A fresh, credible face or a Delhi elite out of touch with ground realities? As East Delhi MP Gautam Gambhir makes a push for state BJP leadership, particularly after the performance of his Lok Sabha constituency in the MCD polls, he will face tough challenges from within the state unit.
While the BJP lost the race to the AAP, managing to take home 104 of 250 seats, its ward-wise performance in Delhi’s seven Lok Sabha constituencies, each ruled by a BJP MP, paints an uneven picture. It performed the best in Gambir’s constituency of East Delhi, winning 22 of 36 wards — over 61%. The BJP performance was next best in Lok Sabha constituencies under Harsh Vardhan (Chandni Chowk) and Manoj Tiwari (Northeast Delhi).
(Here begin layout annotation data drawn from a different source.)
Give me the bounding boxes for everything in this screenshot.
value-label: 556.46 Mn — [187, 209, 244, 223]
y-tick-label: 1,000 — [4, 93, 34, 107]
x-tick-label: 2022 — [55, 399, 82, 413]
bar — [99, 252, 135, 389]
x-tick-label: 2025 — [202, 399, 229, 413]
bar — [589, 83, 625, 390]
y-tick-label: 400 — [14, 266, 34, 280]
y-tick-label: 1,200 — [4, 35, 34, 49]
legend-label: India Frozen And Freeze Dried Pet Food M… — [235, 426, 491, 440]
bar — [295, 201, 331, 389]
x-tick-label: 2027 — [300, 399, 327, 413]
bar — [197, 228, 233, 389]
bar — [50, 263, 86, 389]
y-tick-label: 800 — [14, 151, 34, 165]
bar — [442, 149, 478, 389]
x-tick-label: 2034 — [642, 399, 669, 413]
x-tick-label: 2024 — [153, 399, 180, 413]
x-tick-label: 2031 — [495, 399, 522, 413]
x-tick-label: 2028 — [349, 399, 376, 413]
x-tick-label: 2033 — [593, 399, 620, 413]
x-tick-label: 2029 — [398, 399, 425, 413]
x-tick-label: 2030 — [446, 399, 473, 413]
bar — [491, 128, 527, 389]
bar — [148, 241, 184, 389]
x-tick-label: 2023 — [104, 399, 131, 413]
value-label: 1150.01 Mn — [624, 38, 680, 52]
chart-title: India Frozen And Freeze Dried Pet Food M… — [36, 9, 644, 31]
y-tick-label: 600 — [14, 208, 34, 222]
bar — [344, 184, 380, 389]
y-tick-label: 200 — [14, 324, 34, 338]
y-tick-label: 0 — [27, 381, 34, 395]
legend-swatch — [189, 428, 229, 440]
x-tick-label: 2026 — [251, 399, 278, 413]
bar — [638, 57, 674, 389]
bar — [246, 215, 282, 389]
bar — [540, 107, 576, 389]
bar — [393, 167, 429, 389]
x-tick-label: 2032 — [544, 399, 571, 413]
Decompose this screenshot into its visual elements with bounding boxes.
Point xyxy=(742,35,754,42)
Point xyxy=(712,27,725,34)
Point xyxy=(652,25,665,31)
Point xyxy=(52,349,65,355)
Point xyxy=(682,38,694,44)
From Gambhir’s camp, the message is clear. “He wants to take Arvind Kejriwal head on in the 2025 Assembly elections, and that’s possible only if he has ample time to work till then,” said a source close to him.
Sources close to him also said that BL Santhosh, BJP’s national general secretary (org), who closely oversaw the party’s Delhi campaign, called Gambhir on Wednesday night.
“Once (Home Minister) Amit Shah is back in Delhi, we will impress upon him to consider letting Gambhir take the reins of the Delhi BJP,” said a source.
Sources close to him insisted that other senior leaders in the party have all had their shot at leadership positions within the Delhi unit, but the party has struggled to perform outside of the Lok Sabha polls. “It is time for them to move aside, perhaps into mentorship roles, and let someone young take control,” he said, explaining that Gambhir’s “clean image” will be an asset in challenging Kejriwal.
However, Gambhir’s ambitions are likely to run into stiff opposition. One senior leader said the “tall claims from Gambhir’s office” were “just false”. “Senior party leaders like Amit Shah are busy in Gujarat and Himachal… In fact, during the MCD councillors’ ticket meet, he pushed for 10 tickets for his candidates. Had the party listened to him, it would have seen a great loss in the constituency,” he said.
He added, “In the last polls, the party won 29 seats from East Delhi. BJP has always had a stronghold in Jamuna Paar and Shahdra, thanks to leaders like Harish Singh, Manoj Tiwari, Kuljeet Chahal, OP Sharma and Virendra Sachdeva.”
Another leader said the “BJP will become Congress if Gambhir is given the Delhi leadership”. “He is an elite politician whose face looks good in the media, but on the ground he is not the man. Even during the campaign, he only participated in big roadshows alongside the central ministers but did not even attend public meetings. How will a leader, who was so invested in his cricketing ties during the entire civic polls, handle the entire national capital? The city needs a face who can bring a revolution on the ground, not on social media through a PR team.”
Senior party leaders also said an internal report of the party has shown that MPs who pushed for tickets to their own candidates performed poorly. “Ramesh Bidhuri, Meenakshi Lekhi and even Delhi BJP chief Adesh Gupta gave tickets to their candidates and a majority of them lost. Only those seats where the party suggested candidates, like in East Delhi, did we do well,” said one leader.
Gambhir himself has been critical of the performance of the BJP’s Delhi unit in the past. Before the polls, at The Indian Express Idea Exchange event, he had said: “We need to come out in a better way and tell people what good has been done by the MCD and the seven BJP MPs. Unfortunately, we aren’t able to create that narrative for whatever reason. The MCD elections are not going to be easy and I accept that. We need to go on the ground and tell people what has happened. Otherwise, we won’t be able to reset the narrative.”
And following Wednesday’s results, he tweeted: “Thanks to all workers of East Delhi. This victory is neither of the MP, nor of any MLA, nor of any corporator. This is victory of your hard work. Our workers are our strength. Kudos to the organisation.”
On the ground, Gambhir has taken a keen interest in three projects in particular — a community kitchen to feed the poor, reducing the height of the Ghazipur landfill, and a public library. Speaking at the Idea Exchange, he had said: “There are some very good moments in my political career… Be it clearing the Ghazipur landfill, the development of the Yamuna Sports Complex or the community kitchens where we serve 3,000 people every day at Re 1, it has all been very satisfying. We opened a library and the kitchens at what used to be a garbage dump. To be honest, we haven’t taken a single permission from anyone. And if tomorrow the existing party in Delhi wants to demolish it, they have the right to do so. If we had to take permission, then we would have just been tangled and not have been able to feed thousands of people or set up the library. People should come and see what we’ve created, especially the library. It is probably the best in India with 10,000 books, is centrally air-conditioned and has computers with Wi-Fi.”